The administration of US President Donald Trump faces international criticism for pursuing a self-centered approach to international affairs.
Under Trump, Washington has unilaterally pulled out of bilateral or multilateral agreements, including the 2016 Paris Agreement on climate change, a 2015 nuclear deal with Iran and other nations, and the Cold War-era Intermediate-Range Nuclear Forces Treaty (INF) with Russia.
Following its withdrawal from the Iran deal, the US also imposed sanctions both against Iran and the countries that would do business with it.
Zarif said that in order to stop the unilateral US policies from coming to govern the whole world, Asian countries had to join forces in pursuit of multilateralism.

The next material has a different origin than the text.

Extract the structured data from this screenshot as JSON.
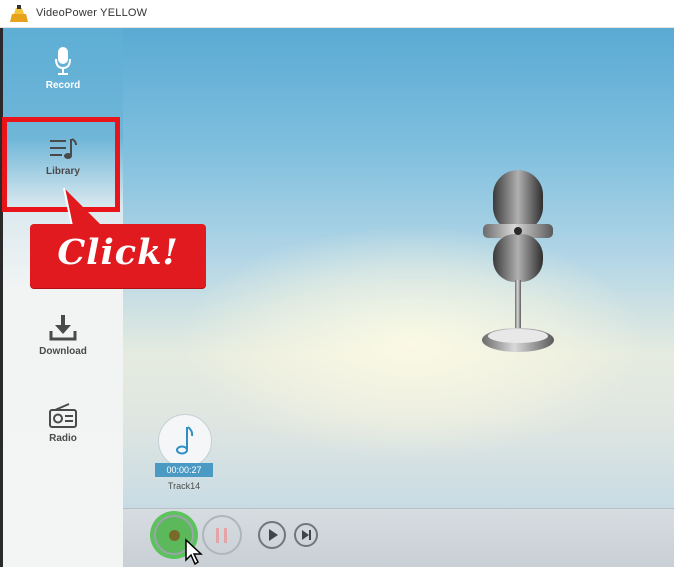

‘Iran a stalwart of dialog’
He also reasserted Iran’s commitment to dialog amid Washington’s actions targeting global inclusion and interaction.
“Let me assure you that in the relentless pursuit of dialog and multilateralism, Iran will always be a steadfast partner,” he said.
‘US in no position to blacklist others’
Separately, he addressed reporters on the sidelines of the conference, lambasting a US plan to designate the Egyptian movement of Muslim Brotherhood a “terrorist organization.”
Egyptian President Abdel Fattah el-Sisi, a close ally of Trump’s, has already banned the country’s biggest opposition movement, and his regime is accused of killing hundreds of its members and supporters in order to cement its grip on power.
“The US,” Zarif said, “is not in a position to [...] start naming others as terror organizations and we reject any attempt by the US in this regard.”
The US recently labeled Iran’s Islamic Revolution Guards Corps (IRGC) a “foreign terrorist organization.”